Michael Perlman: Yeah. No, I would say from the new FMIS system our position with them is as strong as it has been. We are very much embedded within their supply chain. So it’s a matter of just working with them, working through the kinks and the processes and helping them essentially repair these legacy but also the new vehicles that are coming into the installed base. So we continue to be here to support the USPS through this transition and we see positive results in terms of the vehicle maintenance facilities that had been moved to the new ERP system and have now begun to recover. Now that we’ve passed this point in time in terms of the completion, which happened during the third quarter, we should see a nice recovery into the fourth quarter. And that should extend into the first half into 2025.

John Cuomo: Yeah. I think one thing to add, Josh, is that, it’s interesting, we were with the team last week, and I would like Europe pretty accurate in your forecast, because it seems quite complicated to me and they’re like, at this point, it’s just math. We have data on the first sites that went live and how they’re recovering.
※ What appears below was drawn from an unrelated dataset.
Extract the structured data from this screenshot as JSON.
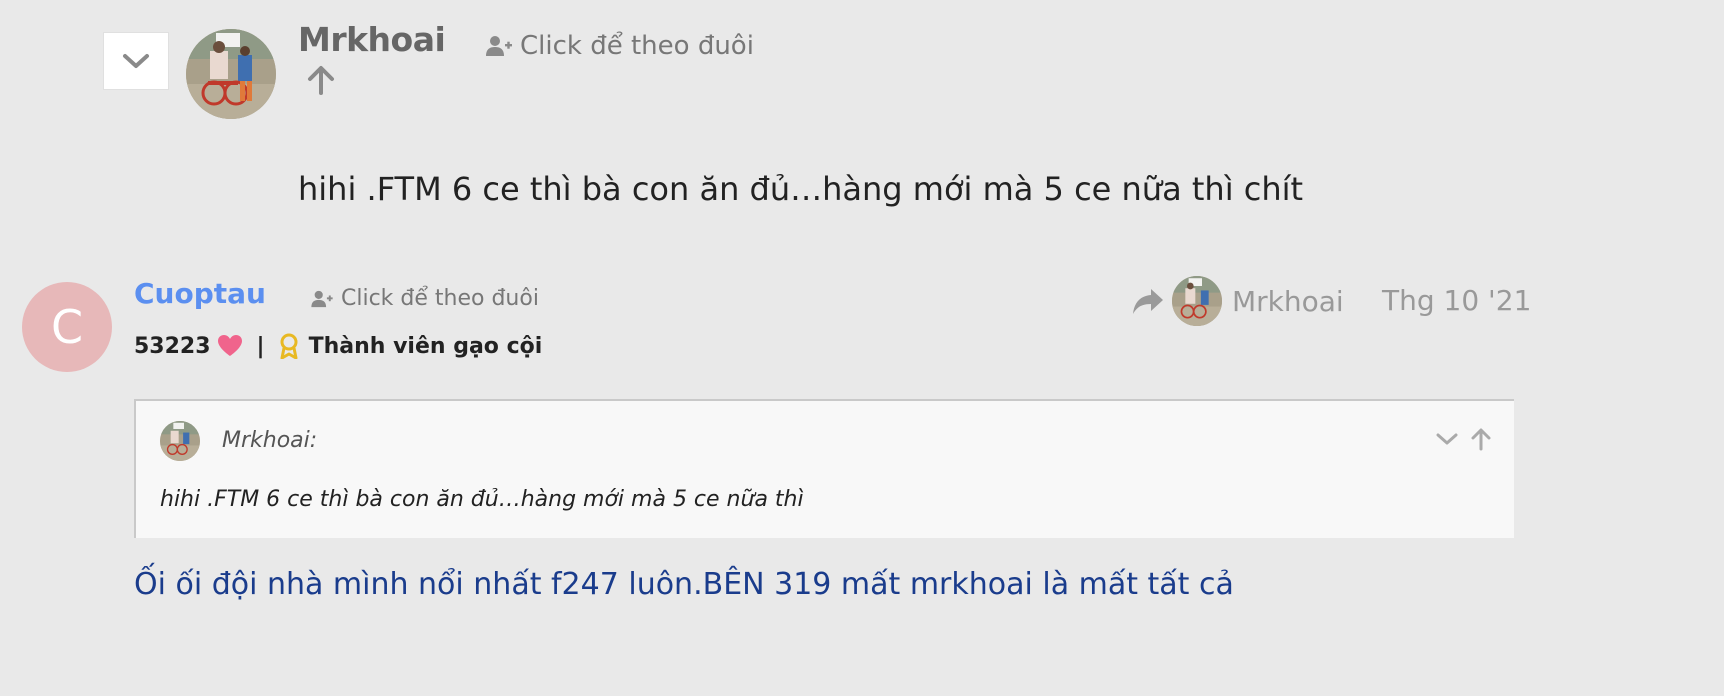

It’s the system still is not, I would say, the most efficient. So we’re not seeing — even at the sites that went live a year ago, we’re not seeing those levels, we’re not seeing kind of fleet level, what it was before the system transition happened. So it’s a slow gradual kind of increase as we get into next year. The big question is, where does it level off? Because the fleet transition kind of happened, it’s probably more like 85-ish percent of kind of where it was at the peak.

Josh Sullivan: Great. Thank you for the time.

Operator: This concludes our question-and-answer session. I would like to turn the conference back over to John Cuomo, for any closing remarks.

John Cuomo: Thank you, everybody, for making time for us today. I look forward to a strong finish to the year and speaking with you early in 2025. Have a great day.

Operator: The conference has now concluded. Thank you for attending today’s presentation. You may now disconnect.